Mozilla is developing a feature in Firefox that would require some user interaction in order for Flash ads, Java scripts and other content that uses plugins to play. In addition to easing system slowdowns, the opt-in for Web plugins is expected to reduce threats posed by exploiting security vulnerabilities in plugins, including zero-day attacks.
“Whether you hate them or love them, content accessed through plugins is still a sizable chunk of the web. So much so, that over 99% of internet users have Flash installed on their browser,” writes Mozilla’s Jared Wein, the lead software engineer on the project, in a blog post.
The Firefox Nightly channel has an early rendition of the “click to play” permission model and instructions on how to load it for review.
One of the issues Mozilla is weighing is how best to manage settings and differentiate plugins, including content loaded over SSL, so that Web browsing is more secure but not burdensome to users, particularly if there are multiple plugins on a site or Web page. For instance, if it’s content the user views frequently, should it play automatically for up to a month after its last use as long as it is considered safe?
“Plugins are the most common source of user compromise, so not running them by default provides a defense against drive-by attacks, while still enabling them to run on sites where the user desires (YouTube, intranet, whatever),” according to the Mozilla wiki. Additionally, “plugins can be installed without user interaction or consent, causing potential security and stability issues.”

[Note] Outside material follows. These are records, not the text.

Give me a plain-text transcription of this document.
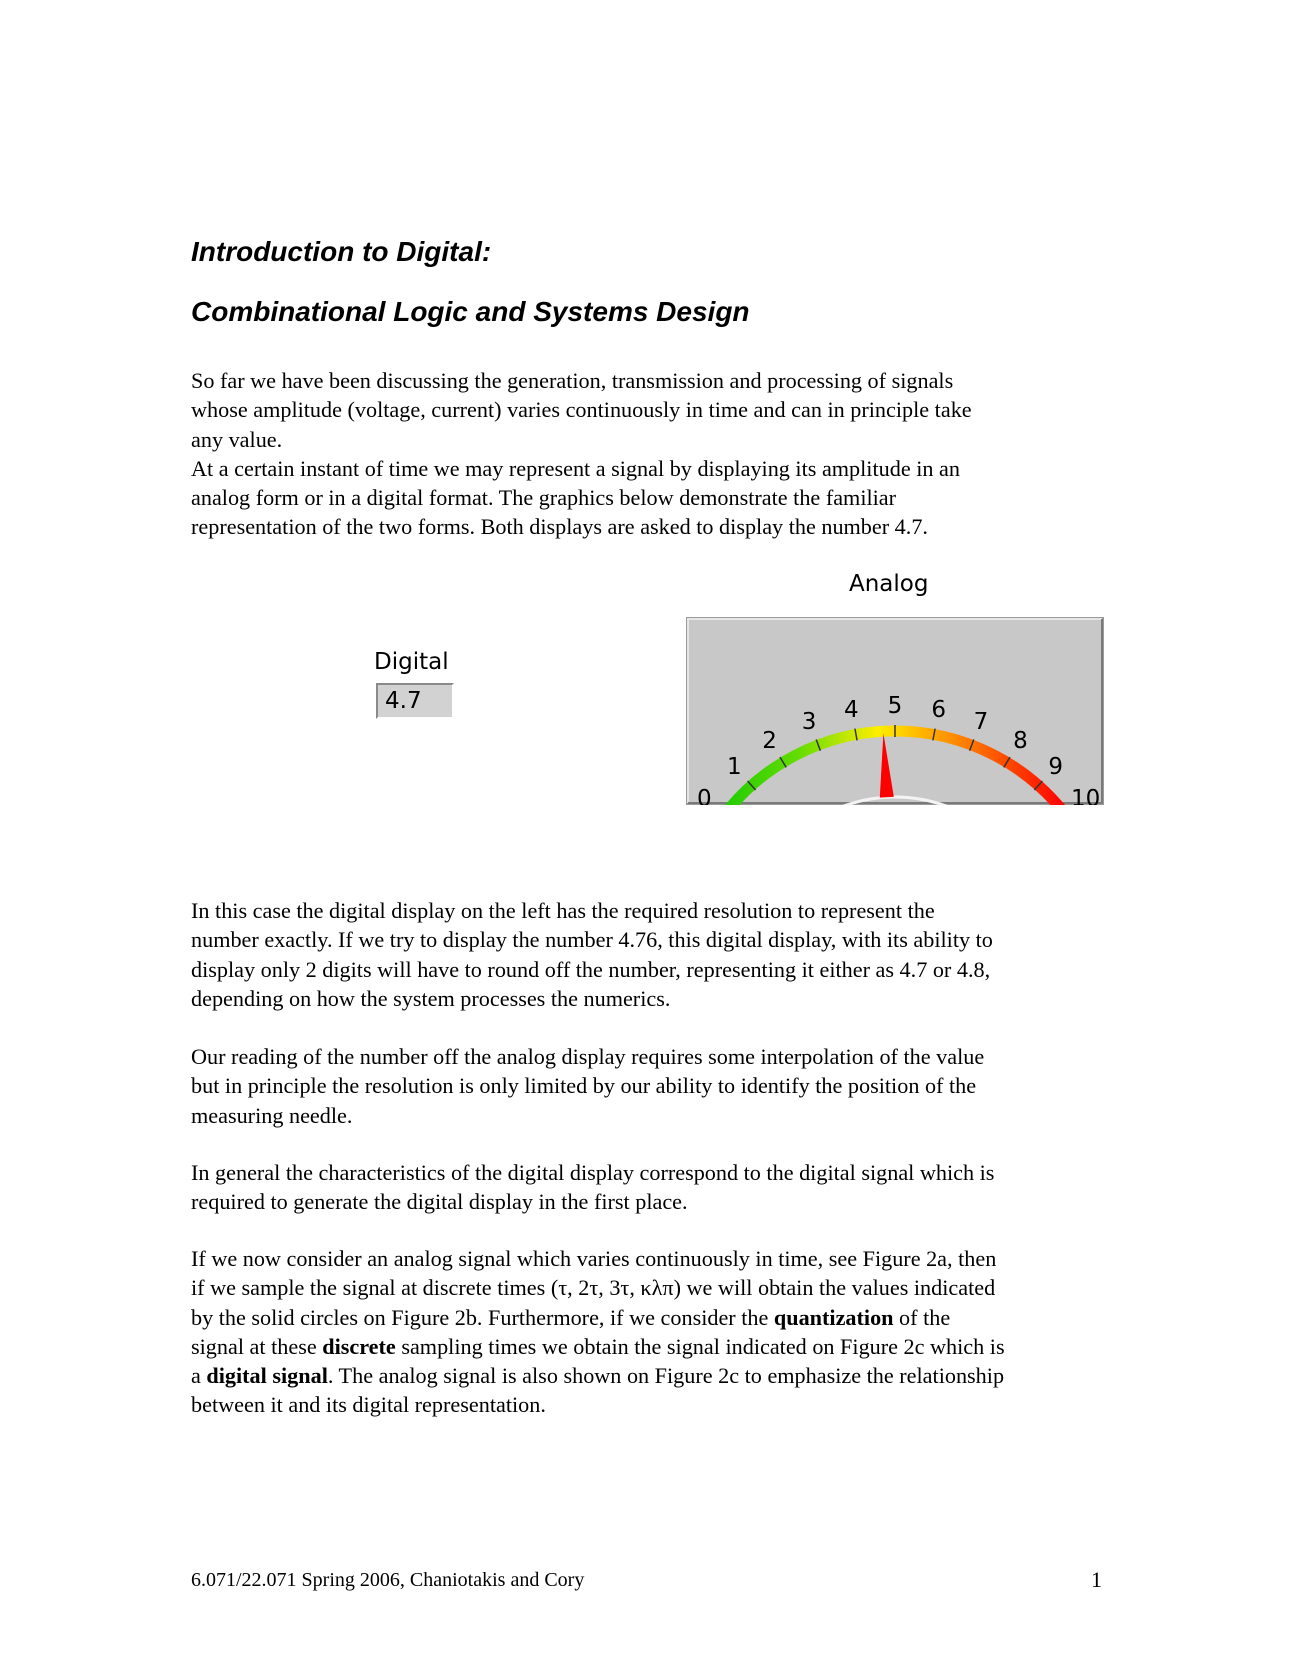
Introduction to Digital:
Combinational Logic and Systems Design

So far we have been discussing the generation, transmission and processing of signals
whose amplitude (voltage, current) varies continuously in time and can in principle take
any value.
At a certain instant of time we may represent a signal by displaying its amplitude in an
analog form or in a digital format. The graphics below demonstrate the familiar
representation of the two forms. Both displays are asked to display the number 4.7.

Digital
4.7
Analog
0
1
2
3 4 5 6 7
8
9
10

In this case the digital display on the left has the required resolution to represent the
number exactly. If we try to display the number 4.76, this digital display, with its ability to
display only 2 digits will have to round off the number, representing it either as 4.7 or 4.8,
depending on how the system processes the numerics.

Our reading of the number off the analog display requires some interpolation of the value
but in principle the resolution is only limited by our ability to identify the position of the
measuring needle.

In general the characteristics of the digital display correspond to the digital signal which is
required to generate the digital display in the first place.

If we now consider an analog signal which varies continuously in time, see Figure 2a, then
if we sample the signal at discrete times (τ, 2τ, 3τ, κλπ) we will obtain the values indicated
by the solid circles on Figure 2b. Furthermore, if we consider the quantization of the
signal at these discrete sampling times we obtain the signal indicated on Figure 2c which is
a digital signal. The analog signal is also shown on Figure 2c to emphasize the relationship
between it and its digital representation.

6.071/22.071 Spring 2006, Chaniotakis and Cory	1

Web plugins are a hot topic at the moment because of malware like Flashback that first surfaced last fall and continues to infect machines with each iteration, most recently by exploiting a vulnerability in Java. Patches for popular operating systems running Windows and newer versions of Mac OS X are available.
Developers hope to have the new opt-in feature for Web plugins in the release of Firefox 14, currently scheduled for July 2012.